# Information Theory

I put this on my website a long time ago, maybe around 1997, as an HTML page. This is it moved to my blog.

### Introduction

Information is a property of data. A piece of data holds more information if its content is less expected. ‘Man bites dog’ contains more information than ‘Dog bites man’

The arrival of each new piece of data is an event. Intuitively, if the event is certain then it provides no information. If it impossible then it provides infinite information. We may represent the Information numerically by using the equation I = log(1/p), sometimes written as I = -log(p), where p is the probability of an event occurring and I is the information provided by that event. This equation satisfies our intuitive ideas about information by providing a value of zero for a certain event and infinity for an impossible event. The value I will never be negative. The base of the logarithm is chosen arbitrarily.

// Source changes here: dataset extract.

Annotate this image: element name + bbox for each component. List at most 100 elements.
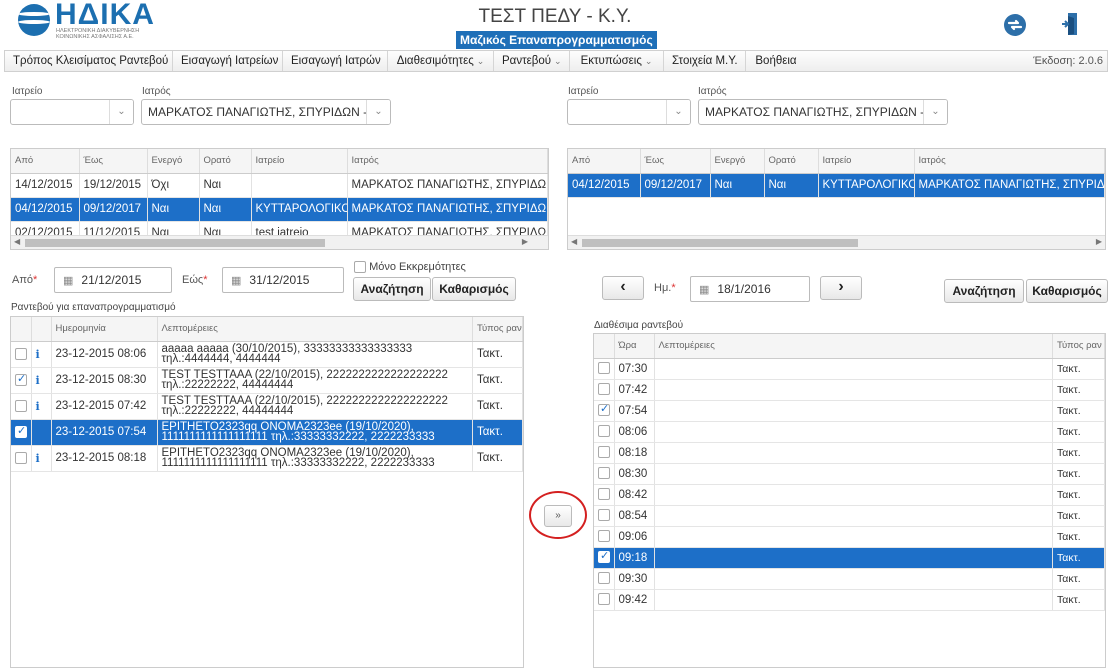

### Bits as units of Information

When using logarithms of base 2 to calculate Information, e.g. I = log2(1/p), a value of 1 for I indicates that the event provides enough information to answer a simple yes/no question. There are obvious similarities with the binary system of 1s and 0s. Therefore telecommunications and computer scientists often use base 2 logarithms and refer to each unit of Information as a bit.

In theory any item of information could be conveyed by answering the correct series of yes/no questions. An efficient use of binary storage therefore asks the smallest necessary number of such yes/no questions.

### Information in a system (Entropy)

The amount of information in a system is a measure of the number of possible states which it may have. A more disorganised system with more possible states has greater information and is said to have greater Entropy. Systems tend towards greater entropy, thus becoming more disorganised. The classic example is that of a volume of gas which tends to maximise its entropy.

Note that the amount of entropy in the universe can only increase. A system can only become more organised at the expense of increased disorder elsewhere, generally as a dissipation of heat due to work.

### Information capacity

The information capacity of a data store is a measure of how many different states it can be in. For instance, an 8-bit byte can store 8 1s or 0s, in 256 possible combinations. 8 = log2(1/(1/256)) = log2(256). Note that some amount of power is always required to maintain the integrity of any data store because, like any system, it will tend towards disorder.

Similarly, the information capacity of a communications channel is a measure of how many states it can be in during a given time period, stated in bits per second. This is a theoretical maximum capacity which depends on the physical properties of the channel rather than the particular method of coding the data. In theory the channel would actually convey information at the maximum capacity if the data was coded in the most compacted form possible.

### Signal to noise ratio

Information theory matured in the field of telecommunications, where all communications channels contain some amount of useless noise.

The term is now often used slightly differently to refer to how compactly a message expresses its information. The English language has a high signal-to-noise ratio because in theory many letters and words could be omitted without the reader understanding less.